Afinal, por que tanta gente odeia a Beija-Flor?
Vem Carnaval, vai Carnaval, uma pergunta persiste: por que existe um ódio tão grande em relação à Beija-Flor, uma das maiores vencedoras do Grupo Especial? Entre as agremiações fluminenses, ela costuma ser um dos maiores alvos de críticas, apesar de sua trajetória de sucesso. De acordo com especialistas, é uma questão complexa.
Durante a apuração dos desfiles do Carnaval 2020, na última quarta-feira (26), as pessoas faziam questão de bradar seu desprezo pela escola de Nilópolis nas redes sociais, o que tornou a pergunta ainda mais pertinente.
"A Beija-Flor é muito popular e querida pelo povo, pelas classes populares, toda área de Nilópolis tem muito orgulho da Beija-Flor. Quando ela entra na Sapucaí é sempre ovacionada. Quem não gosta da Beija-Flor, faz críticas a ela, são os formadores de opinião, os entendidos de escola de samba ou os torcedores das outras escolas", esclarece a historiadora Rosa Maria Araújo, autora do livro "Rio: A Vocação do Prazer".
Ela conta que existe uma questão histórica a ser colocada: a Beija-Flor introduziu um estilo luxuoso ao Carnaval, o que a levou a ser tricampeã em 1976, 1977 e 1978. Entretanto, ela afirma que isto costuma ser malvisto em alguns setores.

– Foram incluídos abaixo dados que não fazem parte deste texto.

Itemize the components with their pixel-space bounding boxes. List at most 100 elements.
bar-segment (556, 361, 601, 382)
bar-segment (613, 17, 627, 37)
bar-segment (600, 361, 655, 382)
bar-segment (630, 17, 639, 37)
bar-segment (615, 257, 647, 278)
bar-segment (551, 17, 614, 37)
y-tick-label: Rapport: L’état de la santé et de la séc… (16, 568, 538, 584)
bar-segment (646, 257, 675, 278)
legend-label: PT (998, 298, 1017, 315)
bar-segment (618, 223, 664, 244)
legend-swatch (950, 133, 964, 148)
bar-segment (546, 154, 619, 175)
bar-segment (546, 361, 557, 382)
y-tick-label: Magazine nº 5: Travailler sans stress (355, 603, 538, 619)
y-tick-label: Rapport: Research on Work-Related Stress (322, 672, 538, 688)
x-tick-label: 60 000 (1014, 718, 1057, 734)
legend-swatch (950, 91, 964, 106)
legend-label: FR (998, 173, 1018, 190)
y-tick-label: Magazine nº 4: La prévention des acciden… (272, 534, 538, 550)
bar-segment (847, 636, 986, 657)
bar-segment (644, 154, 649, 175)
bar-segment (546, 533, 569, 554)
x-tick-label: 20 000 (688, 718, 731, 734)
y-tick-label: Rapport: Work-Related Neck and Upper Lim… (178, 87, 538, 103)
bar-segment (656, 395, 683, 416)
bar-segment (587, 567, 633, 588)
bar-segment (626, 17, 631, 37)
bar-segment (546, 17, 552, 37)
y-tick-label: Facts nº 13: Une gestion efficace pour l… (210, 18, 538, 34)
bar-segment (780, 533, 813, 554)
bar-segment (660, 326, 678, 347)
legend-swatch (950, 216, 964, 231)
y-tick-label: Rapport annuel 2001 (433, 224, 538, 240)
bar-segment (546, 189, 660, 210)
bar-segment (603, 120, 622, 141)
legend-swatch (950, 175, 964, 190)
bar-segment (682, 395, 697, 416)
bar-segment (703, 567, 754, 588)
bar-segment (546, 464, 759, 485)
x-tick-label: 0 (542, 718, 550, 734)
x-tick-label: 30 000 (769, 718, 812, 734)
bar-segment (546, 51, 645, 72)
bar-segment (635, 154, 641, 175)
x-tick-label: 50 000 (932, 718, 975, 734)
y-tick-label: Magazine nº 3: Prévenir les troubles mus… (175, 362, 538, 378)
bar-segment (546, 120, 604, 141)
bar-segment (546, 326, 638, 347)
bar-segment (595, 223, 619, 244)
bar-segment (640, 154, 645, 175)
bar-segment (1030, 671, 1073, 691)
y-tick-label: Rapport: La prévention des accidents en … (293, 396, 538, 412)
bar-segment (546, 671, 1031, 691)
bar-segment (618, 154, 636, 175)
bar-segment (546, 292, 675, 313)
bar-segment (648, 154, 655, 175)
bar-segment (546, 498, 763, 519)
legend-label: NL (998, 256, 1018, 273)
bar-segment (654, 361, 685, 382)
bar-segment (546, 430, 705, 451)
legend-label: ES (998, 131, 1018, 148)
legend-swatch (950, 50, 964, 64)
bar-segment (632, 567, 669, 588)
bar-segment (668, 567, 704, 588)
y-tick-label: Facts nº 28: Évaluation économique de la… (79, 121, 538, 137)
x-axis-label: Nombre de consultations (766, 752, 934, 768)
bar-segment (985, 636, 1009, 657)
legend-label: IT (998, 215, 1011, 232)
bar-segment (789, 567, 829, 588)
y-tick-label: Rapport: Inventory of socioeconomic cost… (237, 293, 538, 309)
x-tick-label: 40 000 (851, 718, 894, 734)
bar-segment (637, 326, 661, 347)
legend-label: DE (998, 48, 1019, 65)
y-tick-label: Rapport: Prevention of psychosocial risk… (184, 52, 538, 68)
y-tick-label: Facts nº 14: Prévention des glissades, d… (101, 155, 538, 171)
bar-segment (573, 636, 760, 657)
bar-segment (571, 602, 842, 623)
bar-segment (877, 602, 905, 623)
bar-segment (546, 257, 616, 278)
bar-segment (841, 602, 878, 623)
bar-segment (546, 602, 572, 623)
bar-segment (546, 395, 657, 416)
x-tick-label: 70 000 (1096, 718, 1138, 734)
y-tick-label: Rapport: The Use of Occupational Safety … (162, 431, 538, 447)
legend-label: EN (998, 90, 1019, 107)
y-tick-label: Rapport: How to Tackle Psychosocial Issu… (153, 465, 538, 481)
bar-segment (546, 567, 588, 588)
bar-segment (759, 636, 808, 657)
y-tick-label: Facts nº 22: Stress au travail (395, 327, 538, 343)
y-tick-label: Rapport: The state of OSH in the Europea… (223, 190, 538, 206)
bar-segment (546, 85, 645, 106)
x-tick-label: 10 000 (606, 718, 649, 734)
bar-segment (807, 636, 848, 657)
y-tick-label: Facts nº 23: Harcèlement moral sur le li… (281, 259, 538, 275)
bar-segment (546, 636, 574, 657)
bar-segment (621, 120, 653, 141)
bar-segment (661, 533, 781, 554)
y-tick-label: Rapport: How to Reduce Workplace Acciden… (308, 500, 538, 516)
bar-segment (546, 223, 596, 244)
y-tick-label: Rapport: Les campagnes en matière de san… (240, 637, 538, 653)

"A primeira vez em que a Beija-Flor foi campeã, ainda não existia o Sambódromo, o desfile ainda acontecia na avenida Presidente Vargas, foi uma surpresa total porque só as quatro grandes tinham sido campeãs: Império, Portela, Mangueira e Salgueiro. Eu me lembro até que teve um casal suíço para quem eu perguntei: de qual escola vocês gostaram mais? 'Aquela azul e branca, a mais bonita'. Tinha sido o que gente chama 'Carnaval do Alto'. Aqueles carros alegóricos enormes, maravilhosos. Se iniciava um novo estilo de Carnaval, em que era muito importante o visual da escola e os carros serem bonitos, o luxo", relata ela.
Ela conta que o estilo luxuoso foi introduzido por Joãosinho Trinta, um dos mais famosos carnavalescos, que permaneceu 17 anos na escola e que alterou a forma como se pensavam os desfiles das escolas de samba.
"Pode ser que rejeitem um pouco o Carnaval do luxo. Tanto que em 1982 a campeã foi a Império Serrano com 'Bumbum Paticumbum'. Houve uma reação a esse tricampeonato [da Beija-Flor], que era o Carnaval do luxo, e o Império fez o enredo contra as superescolas de samba, dizendo que era uma covardia aquele luxo e aquele dinheiro todo", frisa ela.
A opinião da historiadora é compartilhada pelo romancista Alberto Mussa, um dos jurados do Estandarte de Ouro, que premia as melhores escolas de samba do Carnaval carioca.
"Eu sinto um pouco certa resistência às vezes à Beija-Flor. Dentro de uma certa camada social, a exaltação do luxo é antipática, porque ela é exatamente a apologia da riqueza, da capacidade financeira. O dinheiro é uma coisa antipática entre uma camada que considera o dinheiro um mal", esclarece ele.
Mussa e Araújo relembram uma frase de Joãosinho Trinta que ficou célebre em relação à questão do luxo da Beija-Flor: "O povo gosta de luxo, quem gosta de pobreza é intelectual."
"Isso é uma polêmica entre o luxo e o samba no pé. O que a gente chama de 'Carnaval do Alto e o 'Carnaval do Chão'", esclarece Rosa Maria.
"No Carnaval, os pobres que não têm acesso ao luxo no dia a dia querem viver aquela experiência. O Carnaval é o momento alternativo, da fantasia. Acho que a origem dessa antipatia em uma certa camada da sociedade, mais intelectualizada, tem a ver com essa afirmação do luxo. A Beija-Flor é o luxo, exuberância, plástica. Gasta sem pudor e sem vergonha de dizer que está gastando dinheiro", destaca Mussa.
Alberto Mussa também destaca que a figura do patrono da escola, Anísio Abraão David, é recebida com antipatia, mas reforça que acredita que o maior ponto de discórdia é mesmo o poder financeiro da escola.
"Eu acho que na verdade é uma conjunção de fatores, mas principalmente relacionada à capacidade financeira da escola, que coloca carnavais luxuosos na avenida e ganha sistematicamente."